Hamstring injuries are the most frequently occurring of all the lower limb muscles injuries sustained in football; a fact that has been researched and proven time and time again. There’s no doubt that these injuries can be debilitating to the players in question. As referred to in previous injury updates throughout this web, the incidence of hamstring injuries in football is reported to be 37% according to Ekstrand et al (2011), making these by far the most commonly injured muscle group where the lower limbs are concerned.
The third injury from the Hammer’s game against Leicester was to Pedro Obiang. This was a nasty-looking ankle injury which has since required surgery. Pedro’s injury was reported as a “high ankle sprain” and injuries in this category differ from the routine ankle sprains and generally take longer to heal. As the term implies, high ankle sprains involve damage being sustained to the ligamentous and bony structures immediately above (but also including) the ankle joint itself.
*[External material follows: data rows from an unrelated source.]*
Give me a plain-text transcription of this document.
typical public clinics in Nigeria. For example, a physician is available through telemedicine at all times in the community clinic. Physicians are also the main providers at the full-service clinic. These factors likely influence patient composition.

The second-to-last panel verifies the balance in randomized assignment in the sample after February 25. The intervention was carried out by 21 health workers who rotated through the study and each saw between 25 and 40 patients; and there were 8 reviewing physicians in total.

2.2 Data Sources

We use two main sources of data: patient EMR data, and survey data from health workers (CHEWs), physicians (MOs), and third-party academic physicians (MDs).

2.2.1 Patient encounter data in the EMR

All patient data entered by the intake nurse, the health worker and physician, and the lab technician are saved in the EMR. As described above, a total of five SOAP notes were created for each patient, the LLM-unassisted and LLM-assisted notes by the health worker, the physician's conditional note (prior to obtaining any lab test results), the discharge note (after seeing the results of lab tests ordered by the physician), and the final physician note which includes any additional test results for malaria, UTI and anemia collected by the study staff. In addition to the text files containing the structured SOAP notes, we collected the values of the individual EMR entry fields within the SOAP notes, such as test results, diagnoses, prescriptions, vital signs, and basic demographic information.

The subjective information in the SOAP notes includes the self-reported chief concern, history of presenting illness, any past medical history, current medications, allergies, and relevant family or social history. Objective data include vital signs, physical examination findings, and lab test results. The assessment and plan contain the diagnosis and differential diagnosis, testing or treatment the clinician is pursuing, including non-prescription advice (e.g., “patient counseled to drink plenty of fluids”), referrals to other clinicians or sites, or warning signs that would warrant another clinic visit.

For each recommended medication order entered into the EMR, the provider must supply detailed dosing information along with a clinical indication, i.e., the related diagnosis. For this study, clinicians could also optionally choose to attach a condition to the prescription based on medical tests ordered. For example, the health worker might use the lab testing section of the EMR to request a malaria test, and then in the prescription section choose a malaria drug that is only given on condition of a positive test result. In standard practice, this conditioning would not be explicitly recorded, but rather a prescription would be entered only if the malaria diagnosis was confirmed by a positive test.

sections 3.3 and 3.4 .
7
Complications can occur as a result and surgery is often required as was the case with Pedro.
Although perhaps less frequent in football as opposed to American football and / or rugby league, these injuries can and do occur regularly in soccer. This is particularly true in contact situations where a player is tackled around the fixed foot. Early diagnosis of these injuries is essential in order for the correct injury management to follow so well done again to the medical team for being so prompt with their actions.
In football it’s impossible to legislate for every eventuality and sometimes injuries occur that just can’t be prevented. The key lies in dealing with the regular injuries while being prepared for the unexpected; and this season several of the injuries sustained have been difficult if not impossible to allow for.
So even though that’s another three players out of the side for the time being it’s important to remember that of the latest injuries sustained, two of these are common injuries which are always likely to occur; and Pedro’s injury isn’t all that unusual although perhaps less frequent in nature.
Finally, in looking at the longer term impact of these injuries, the fact that we’re almost into April already doesn’t help. Since Pedro went on to have surgery his rehabilitation period is likely to extend well into the summer. That’s also the reason why the odds are now reported to be against Diafro Sakho featuring again for West Ham this term.
Sadly, the international break isn’t going to make a lot of difference to the players we’ve discussed above; but hopefully it will give some of those who are carrying minor or irritating injuries the chance to recover without having the added worry of a Premier League match to think about as well.
Ekstrand J, Hagglund M, Walden M (2011). Epidemiology of muscle injuries in professional football (soccer). American Journal of Sports Medicine. Vol 39; 1226 -1232.
Ekstrand J, Healy JC, Walden M, Lee JC, English B, Hagglund M (2012). Hamstring muscle injuries in professional football: the correlation of MRI findings with return to play. British Journal of Sports Medicine. Vol. 46; 112 – 117.
Kerkhoffs GMMJ, van Es N, Wieldraaijer T, Siervelt IN, Ekstrand J, van Dijk CN (2013). Diagnosis and prognosis of acute hamstring injuries in athletes. Knee Surgery, Sports Traumatology and Arthroscopy. Vol. 21 (2); 500 – 509.
Reurink G, Goudswaard GJ, Tol Jl, Almusa E, Moen MH, Weir A, Verhaar JAN, Hamilton B, Maas M (2014). MRI observations at return to play of clinically recovered hamstring injuries. British Journal of Sports Medicine. Vol. 48 (18); 1370 – 1376.